Nevertheless, these hoary authorities of old were probably wrong. It is instructive that through the route of historical criticism these two pericopes have become seen as among the most likely historical events in the Gospels—and for the same reasons that Matthew and Luke probably excluded them and the church fathers spiritualized them. Why was that? Embarrassment. Most Gospels scholars today, both evangelical and liberal and everything in between, regard a saying or act preserved in the Gospels that would be potentially embarrassing to the church, as having the marks of authenticity for this very reason, for no evangelist would create such out of whole cloth.

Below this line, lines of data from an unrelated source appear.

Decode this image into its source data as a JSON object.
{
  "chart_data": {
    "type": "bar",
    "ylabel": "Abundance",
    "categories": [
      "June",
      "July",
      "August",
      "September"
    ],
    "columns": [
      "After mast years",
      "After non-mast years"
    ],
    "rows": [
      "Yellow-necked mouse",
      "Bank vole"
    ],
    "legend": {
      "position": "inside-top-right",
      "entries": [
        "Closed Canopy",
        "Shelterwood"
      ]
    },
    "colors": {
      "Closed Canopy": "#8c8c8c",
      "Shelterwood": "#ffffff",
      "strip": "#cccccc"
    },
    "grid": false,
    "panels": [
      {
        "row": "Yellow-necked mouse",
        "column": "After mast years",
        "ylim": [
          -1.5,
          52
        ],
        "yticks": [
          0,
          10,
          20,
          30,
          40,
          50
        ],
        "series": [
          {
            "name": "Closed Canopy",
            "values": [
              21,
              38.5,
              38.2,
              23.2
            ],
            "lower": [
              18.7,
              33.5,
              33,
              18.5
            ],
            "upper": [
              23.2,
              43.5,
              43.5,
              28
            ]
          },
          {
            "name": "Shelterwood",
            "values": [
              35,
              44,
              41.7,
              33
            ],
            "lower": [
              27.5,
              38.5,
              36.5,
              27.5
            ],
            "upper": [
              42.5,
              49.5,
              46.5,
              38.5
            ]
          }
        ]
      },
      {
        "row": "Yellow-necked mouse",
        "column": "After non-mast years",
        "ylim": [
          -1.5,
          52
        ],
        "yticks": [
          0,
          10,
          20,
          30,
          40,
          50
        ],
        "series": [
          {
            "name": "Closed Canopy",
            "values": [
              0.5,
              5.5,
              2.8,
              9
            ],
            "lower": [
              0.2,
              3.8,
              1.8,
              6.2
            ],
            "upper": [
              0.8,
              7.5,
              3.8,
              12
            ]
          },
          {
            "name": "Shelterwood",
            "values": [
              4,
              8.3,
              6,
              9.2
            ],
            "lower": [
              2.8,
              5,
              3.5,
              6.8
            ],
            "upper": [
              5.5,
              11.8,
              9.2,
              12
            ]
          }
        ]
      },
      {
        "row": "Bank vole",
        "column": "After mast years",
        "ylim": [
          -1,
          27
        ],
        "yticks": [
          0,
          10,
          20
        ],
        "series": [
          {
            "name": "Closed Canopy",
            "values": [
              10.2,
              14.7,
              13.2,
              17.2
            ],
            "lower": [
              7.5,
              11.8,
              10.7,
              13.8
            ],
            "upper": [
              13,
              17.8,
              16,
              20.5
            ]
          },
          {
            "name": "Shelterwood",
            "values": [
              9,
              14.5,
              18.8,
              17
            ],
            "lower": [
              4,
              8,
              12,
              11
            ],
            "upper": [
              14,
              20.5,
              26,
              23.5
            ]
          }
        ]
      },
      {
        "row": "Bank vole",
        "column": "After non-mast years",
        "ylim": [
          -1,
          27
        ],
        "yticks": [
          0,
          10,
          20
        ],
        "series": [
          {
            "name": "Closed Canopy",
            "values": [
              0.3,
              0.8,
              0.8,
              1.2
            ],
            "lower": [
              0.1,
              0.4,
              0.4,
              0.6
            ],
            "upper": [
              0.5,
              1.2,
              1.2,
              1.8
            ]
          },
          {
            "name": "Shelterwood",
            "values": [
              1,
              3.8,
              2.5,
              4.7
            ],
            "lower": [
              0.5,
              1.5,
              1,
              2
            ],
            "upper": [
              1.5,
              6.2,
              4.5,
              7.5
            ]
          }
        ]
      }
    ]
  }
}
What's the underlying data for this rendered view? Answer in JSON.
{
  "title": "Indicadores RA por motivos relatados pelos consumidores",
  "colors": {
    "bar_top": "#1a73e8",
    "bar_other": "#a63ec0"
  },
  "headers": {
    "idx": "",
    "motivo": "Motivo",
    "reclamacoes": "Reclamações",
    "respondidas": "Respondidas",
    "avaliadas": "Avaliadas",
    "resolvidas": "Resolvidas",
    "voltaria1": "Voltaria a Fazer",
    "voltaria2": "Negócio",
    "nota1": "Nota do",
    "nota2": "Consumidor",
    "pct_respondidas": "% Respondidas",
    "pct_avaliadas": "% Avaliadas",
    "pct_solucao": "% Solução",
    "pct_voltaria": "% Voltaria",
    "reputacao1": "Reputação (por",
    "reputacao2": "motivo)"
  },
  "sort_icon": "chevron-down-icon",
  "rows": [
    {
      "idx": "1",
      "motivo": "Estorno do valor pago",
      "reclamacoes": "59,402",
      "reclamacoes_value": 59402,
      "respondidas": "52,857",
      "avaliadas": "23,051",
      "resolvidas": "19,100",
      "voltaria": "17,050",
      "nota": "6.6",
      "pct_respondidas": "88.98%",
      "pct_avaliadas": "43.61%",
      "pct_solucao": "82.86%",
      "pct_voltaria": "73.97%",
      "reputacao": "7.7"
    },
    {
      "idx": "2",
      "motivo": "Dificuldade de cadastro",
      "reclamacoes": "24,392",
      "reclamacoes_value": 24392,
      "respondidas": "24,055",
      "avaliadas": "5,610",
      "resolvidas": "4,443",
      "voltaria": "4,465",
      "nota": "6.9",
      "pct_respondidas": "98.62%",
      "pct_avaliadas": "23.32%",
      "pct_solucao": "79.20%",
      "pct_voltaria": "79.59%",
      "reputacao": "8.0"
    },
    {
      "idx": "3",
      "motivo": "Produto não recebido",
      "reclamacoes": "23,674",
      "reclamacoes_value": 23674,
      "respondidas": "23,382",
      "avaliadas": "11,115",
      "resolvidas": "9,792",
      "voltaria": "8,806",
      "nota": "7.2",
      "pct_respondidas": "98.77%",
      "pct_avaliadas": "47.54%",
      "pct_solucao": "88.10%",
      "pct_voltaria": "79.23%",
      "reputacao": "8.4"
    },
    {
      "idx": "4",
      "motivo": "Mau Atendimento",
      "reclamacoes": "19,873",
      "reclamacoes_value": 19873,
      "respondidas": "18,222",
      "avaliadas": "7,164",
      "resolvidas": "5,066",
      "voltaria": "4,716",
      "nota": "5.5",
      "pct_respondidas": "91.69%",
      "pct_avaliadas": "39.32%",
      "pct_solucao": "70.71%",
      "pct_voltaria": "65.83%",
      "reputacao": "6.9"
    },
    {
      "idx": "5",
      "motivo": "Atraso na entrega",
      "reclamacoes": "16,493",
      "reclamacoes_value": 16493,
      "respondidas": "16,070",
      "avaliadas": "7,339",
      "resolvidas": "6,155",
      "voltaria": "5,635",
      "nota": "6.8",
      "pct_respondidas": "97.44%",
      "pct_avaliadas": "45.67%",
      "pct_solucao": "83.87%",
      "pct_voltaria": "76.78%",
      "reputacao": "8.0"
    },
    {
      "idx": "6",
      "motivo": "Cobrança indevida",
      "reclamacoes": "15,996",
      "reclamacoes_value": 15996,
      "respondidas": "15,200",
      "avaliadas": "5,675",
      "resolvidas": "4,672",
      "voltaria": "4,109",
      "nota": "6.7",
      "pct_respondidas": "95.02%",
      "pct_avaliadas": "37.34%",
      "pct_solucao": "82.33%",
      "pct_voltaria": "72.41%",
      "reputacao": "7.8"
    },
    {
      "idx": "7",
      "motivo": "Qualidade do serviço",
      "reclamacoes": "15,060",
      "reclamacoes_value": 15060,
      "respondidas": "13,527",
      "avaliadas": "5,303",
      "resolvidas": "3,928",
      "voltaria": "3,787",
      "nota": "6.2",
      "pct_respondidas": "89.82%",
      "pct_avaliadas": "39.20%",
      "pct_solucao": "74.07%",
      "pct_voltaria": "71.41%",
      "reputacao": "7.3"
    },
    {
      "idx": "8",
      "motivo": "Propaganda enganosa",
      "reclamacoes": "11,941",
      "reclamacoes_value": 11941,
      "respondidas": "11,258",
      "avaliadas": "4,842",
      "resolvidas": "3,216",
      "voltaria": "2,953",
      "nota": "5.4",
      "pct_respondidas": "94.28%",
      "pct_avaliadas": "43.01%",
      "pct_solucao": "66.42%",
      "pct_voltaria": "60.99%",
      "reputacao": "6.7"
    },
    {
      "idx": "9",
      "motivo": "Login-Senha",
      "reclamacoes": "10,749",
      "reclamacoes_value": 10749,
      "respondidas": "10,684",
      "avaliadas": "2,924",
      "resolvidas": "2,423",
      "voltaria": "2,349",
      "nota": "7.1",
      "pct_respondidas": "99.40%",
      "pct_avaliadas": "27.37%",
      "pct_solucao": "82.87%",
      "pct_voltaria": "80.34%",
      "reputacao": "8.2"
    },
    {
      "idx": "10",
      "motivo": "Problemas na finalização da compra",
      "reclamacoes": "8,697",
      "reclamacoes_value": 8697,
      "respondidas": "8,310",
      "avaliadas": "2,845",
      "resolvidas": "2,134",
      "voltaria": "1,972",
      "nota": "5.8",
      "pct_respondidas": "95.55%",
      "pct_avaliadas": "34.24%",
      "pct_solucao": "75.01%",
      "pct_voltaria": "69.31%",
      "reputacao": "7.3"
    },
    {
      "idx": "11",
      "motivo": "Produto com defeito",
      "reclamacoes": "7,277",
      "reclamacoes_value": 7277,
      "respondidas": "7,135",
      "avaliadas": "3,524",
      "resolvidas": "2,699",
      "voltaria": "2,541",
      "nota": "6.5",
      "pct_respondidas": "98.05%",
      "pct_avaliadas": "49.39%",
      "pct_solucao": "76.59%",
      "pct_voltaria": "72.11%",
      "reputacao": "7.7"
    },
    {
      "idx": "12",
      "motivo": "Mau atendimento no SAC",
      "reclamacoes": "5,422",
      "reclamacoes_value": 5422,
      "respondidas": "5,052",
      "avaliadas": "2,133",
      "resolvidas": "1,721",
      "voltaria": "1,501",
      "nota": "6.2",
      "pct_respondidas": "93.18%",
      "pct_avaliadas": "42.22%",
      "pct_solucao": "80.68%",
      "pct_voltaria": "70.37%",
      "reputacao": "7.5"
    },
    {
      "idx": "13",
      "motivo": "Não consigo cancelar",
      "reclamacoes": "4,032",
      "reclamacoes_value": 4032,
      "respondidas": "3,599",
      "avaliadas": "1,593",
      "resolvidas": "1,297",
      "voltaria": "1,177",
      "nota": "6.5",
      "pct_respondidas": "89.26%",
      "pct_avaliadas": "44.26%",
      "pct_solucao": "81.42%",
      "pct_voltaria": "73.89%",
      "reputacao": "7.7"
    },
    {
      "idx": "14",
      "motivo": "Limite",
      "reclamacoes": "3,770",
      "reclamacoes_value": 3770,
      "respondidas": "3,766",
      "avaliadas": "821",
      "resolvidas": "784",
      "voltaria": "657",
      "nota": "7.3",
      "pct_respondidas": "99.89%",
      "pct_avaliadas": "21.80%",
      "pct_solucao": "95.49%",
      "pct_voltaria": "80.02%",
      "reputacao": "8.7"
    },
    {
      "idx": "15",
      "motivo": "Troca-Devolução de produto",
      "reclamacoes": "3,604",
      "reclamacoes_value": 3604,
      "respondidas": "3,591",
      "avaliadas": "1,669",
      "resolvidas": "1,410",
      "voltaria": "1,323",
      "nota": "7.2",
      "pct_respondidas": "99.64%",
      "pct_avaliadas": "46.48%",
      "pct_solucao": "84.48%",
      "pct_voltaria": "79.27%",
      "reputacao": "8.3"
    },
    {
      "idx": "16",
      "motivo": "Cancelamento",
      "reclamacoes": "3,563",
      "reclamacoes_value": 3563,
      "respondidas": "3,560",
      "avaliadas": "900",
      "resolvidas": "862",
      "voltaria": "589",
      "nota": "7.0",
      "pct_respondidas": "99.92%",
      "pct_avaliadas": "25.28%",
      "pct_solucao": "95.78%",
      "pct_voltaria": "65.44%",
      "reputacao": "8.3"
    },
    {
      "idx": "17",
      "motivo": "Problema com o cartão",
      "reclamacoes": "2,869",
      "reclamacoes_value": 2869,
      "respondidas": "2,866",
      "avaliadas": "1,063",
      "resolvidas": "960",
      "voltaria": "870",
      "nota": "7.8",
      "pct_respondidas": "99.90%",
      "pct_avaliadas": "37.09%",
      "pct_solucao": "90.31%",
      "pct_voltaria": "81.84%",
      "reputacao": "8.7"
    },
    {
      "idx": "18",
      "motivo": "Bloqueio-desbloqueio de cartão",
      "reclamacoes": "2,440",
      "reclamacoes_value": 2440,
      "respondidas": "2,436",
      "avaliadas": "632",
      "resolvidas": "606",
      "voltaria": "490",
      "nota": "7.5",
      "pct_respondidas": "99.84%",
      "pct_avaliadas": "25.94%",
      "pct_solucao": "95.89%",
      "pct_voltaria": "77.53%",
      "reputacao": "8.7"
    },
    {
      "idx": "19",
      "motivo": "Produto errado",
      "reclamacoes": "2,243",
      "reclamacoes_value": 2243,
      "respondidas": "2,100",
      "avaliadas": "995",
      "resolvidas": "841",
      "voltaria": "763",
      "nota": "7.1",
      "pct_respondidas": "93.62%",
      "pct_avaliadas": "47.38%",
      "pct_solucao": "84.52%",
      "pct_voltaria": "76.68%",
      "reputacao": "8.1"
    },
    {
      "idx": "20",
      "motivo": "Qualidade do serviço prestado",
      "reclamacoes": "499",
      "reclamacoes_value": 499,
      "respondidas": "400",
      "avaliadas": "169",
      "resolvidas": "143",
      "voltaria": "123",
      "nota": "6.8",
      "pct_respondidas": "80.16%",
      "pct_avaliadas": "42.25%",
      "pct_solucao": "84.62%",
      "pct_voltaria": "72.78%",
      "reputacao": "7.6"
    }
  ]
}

Second, the authors make the case that elevating inerrancy to the level of, say, the resurrection of Jesus, puts one’s whole belief system in jeopardy. Toward the end of the book, they make this case as follows:
“Blomberg also offers us, Geisler says, the hideous (!) statement that if there were a few genuine contradictions in the Bible, the rest of the text would not be jeopardized and the entire case for belief would not be called into question. Yes, this is one of those dangerous views of Scripture that says that if the Bible is not inerrant, then Jesus did not rise. How far would it go? Would we say Jesus did not even exist if we find there are mistakes in the Bible? Actually, there are some professed former Christians who hold to this position, and their questioning of the Bible started with them having been in a position like Geisler’s as confessing Christians.”

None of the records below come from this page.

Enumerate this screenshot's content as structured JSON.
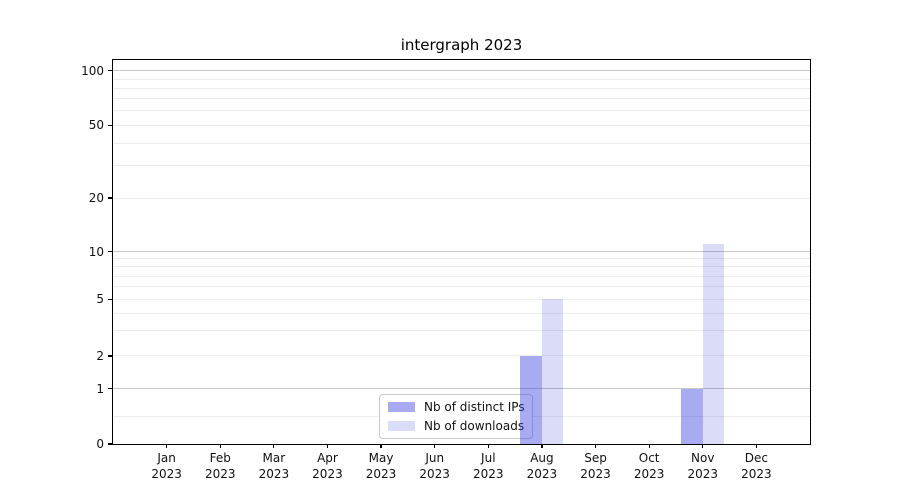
{
  "chart_data": {
    "type": "bar",
    "title": "intergraph 2023",
    "categories": [
      "Jan",
      "Feb",
      "Mar",
      "Apr",
      "May",
      "Jun",
      "Jul",
      "Aug",
      "Sep",
      "Oct",
      "Nov",
      "Dec"
    ],
    "category_year": "2023",
    "series": [
      {
        "name": "Nb of distinct IPs",
        "values": [
          0,
          0,
          0,
          0,
          0,
          0,
          0,
          2,
          0,
          0,
          1,
          0
        ],
        "color": "#a8abf1",
        "fill": "rgba(62,68,224,0.45)"
      },
      {
        "name": "Nb of downloads",
        "values": [
          0,
          0,
          0,
          0,
          0,
          0,
          0,
          5,
          0,
          0,
          11,
          0
        ],
        "color": "#dbdcf8",
        "fill": "rgba(30,36,211,0.16)"
      }
    ],
    "xlabel": "",
    "ylabel": "",
    "y_axis": {
      "scale": "quasi-log",
      "ticks": [
        0,
        1,
        2,
        5,
        10,
        20,
        50,
        100
      ],
      "major_gridlines": [
        1,
        10,
        100
      ],
      "minor_gridlines": [
        0.5,
        3,
        4,
        6,
        7,
        8,
        9,
        30,
        40,
        60,
        70,
        80,
        90
      ],
      "anchors": [
        [
          0,
          0
        ],
        [
          1,
          0.1445
        ],
        [
          2,
          0.2292
        ],
        [
          5,
          0.3768
        ],
        [
          10,
          0.5013
        ],
        [
          20,
          0.6406
        ],
        [
          50,
          0.8299
        ],
        [
          100,
          0.9721
        ]
      ]
    },
    "legend": {
      "location": "lower center",
      "items": [
        "Nb of distinct IPs",
        "Nb of downloads"
      ]
    },
    "grid": true,
    "bar_width_fraction": 0.4
  },
  "style": {
    "background": "#ffffff",
    "spine_color": "#000000",
    "text_color": "#111111",
    "grid_major_color": "#c6c6c6",
    "grid_minor_color": "#ececec",
    "legend_border_color": "#c9c9c9"
  }
}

This view—making inerrancy as important as the resurrection of Christ—is part of a mindset that does not differentiate among doctrines. I call it the domino view of doctrine. When one falls down, they all fall down. I have taught for years that it is one of the main reasons why some conservatives become “liberal.” I put “liberal” in quotes because often such people are not really liberal; they are still fundamentalists, just on the left side of the theological aisle. They still see things in black and white, but now are skeptical about the supernatural and anything that smacks of biblical authority. Darrell Bock speaks of such a mentality as “brittle fundamentalism.” And he sees it as shattering when it comes in contact with the sophisticated polemics of the left.

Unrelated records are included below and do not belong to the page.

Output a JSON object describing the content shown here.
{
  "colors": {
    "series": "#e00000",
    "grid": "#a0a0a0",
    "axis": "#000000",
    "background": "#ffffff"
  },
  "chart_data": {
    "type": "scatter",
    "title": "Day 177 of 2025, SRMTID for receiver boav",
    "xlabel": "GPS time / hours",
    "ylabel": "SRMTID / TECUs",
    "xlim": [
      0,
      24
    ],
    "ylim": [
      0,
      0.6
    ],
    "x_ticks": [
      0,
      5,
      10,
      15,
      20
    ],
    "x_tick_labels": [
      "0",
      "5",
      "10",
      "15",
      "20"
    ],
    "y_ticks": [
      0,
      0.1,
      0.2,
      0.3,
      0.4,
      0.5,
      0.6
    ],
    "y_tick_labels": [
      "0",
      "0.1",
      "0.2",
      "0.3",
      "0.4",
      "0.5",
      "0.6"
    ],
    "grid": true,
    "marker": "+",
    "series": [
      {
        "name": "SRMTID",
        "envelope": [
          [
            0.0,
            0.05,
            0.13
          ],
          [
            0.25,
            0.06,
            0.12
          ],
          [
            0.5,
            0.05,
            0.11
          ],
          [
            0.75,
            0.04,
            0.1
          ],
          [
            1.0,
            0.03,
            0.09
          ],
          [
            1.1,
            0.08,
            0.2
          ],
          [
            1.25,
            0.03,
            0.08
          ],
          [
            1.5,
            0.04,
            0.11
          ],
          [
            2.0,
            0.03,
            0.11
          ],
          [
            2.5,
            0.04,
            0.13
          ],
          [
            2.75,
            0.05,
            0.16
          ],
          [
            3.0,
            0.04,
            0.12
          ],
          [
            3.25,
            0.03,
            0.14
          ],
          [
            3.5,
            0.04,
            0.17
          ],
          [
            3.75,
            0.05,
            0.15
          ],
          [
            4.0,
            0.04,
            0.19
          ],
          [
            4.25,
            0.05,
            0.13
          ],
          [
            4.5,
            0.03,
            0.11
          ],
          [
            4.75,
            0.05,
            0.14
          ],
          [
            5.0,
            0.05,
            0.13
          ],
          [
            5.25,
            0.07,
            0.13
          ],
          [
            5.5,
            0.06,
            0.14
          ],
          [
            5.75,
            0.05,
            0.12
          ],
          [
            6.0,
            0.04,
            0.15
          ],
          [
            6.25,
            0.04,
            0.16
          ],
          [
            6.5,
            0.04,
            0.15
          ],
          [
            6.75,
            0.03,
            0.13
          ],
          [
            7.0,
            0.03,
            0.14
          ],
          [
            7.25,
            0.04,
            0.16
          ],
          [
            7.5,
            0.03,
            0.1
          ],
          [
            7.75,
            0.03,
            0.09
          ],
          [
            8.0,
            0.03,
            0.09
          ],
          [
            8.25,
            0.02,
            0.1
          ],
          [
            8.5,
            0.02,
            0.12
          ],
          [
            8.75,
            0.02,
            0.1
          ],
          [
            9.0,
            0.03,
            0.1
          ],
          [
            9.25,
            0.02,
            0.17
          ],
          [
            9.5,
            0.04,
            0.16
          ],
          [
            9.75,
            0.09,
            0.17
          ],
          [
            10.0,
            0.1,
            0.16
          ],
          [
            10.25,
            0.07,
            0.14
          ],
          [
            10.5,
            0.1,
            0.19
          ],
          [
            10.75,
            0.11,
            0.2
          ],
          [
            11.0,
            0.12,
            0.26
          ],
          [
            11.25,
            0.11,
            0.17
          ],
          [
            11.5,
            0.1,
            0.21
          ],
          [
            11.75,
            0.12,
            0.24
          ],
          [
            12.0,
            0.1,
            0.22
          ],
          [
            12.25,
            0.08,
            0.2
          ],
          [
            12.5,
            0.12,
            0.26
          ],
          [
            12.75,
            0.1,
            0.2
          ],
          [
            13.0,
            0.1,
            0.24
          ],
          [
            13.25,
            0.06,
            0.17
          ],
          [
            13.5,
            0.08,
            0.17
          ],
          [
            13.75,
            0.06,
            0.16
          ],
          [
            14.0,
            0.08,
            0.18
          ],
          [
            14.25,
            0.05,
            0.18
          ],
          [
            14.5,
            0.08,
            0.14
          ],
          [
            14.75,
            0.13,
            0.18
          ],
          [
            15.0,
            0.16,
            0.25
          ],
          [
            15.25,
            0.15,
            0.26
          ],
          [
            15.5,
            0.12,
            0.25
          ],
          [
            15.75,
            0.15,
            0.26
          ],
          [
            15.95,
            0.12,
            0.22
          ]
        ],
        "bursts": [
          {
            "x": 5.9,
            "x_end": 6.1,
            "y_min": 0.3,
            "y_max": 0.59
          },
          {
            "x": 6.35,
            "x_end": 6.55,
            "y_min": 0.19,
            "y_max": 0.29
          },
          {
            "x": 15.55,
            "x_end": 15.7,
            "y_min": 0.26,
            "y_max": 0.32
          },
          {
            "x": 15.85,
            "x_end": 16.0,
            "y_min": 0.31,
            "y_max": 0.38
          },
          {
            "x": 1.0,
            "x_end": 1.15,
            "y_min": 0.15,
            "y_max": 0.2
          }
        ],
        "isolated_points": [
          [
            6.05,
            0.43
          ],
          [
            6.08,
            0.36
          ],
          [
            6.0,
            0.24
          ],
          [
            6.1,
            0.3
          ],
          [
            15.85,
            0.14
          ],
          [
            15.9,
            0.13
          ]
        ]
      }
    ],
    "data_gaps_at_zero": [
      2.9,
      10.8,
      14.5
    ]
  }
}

In Defining Inerrancy, the authors note that they have known many evangelicals who have abandoned the faith precisely because they started out with such a hardening of the categories. This rings true: I get countless emails from people who have either jettisoned their beliefs (or have friends or family members who have) because their starting presupposition was that it’s inerrancy or nothing. Such people would throw the proverbial baby out with the bathwater! And it is this very problem that one of the architects of modern evangelicalism, Carl Henry (who could hardly be condemned as being soft on inerrancy!), addressed in his book, Evangelicals in Search of Identity. It seems that many evangelicals are still not listening. And yet Henry saw, forty years ago, that the evangelical church was making inerrancy the litmus test of orthodoxy to its discredit. Yet again, I digress. Holding and Peters are not in the least denying inerrancy; they are simply rejecting a rigid form of it that they see as dangerous to the health of the evangelical church.
In sum, Defining Inerrancy is a book far more important than its size would indicate. It defines not only inerrancy but a yawning divide within evangelicalism. My hope is that traditionalists will not dismiss it out of hand (as they have so many treatments coming from contextualizing inerrantists), but will indeed wrestle seriously with its contents. Sadly, I’m not holding my breath.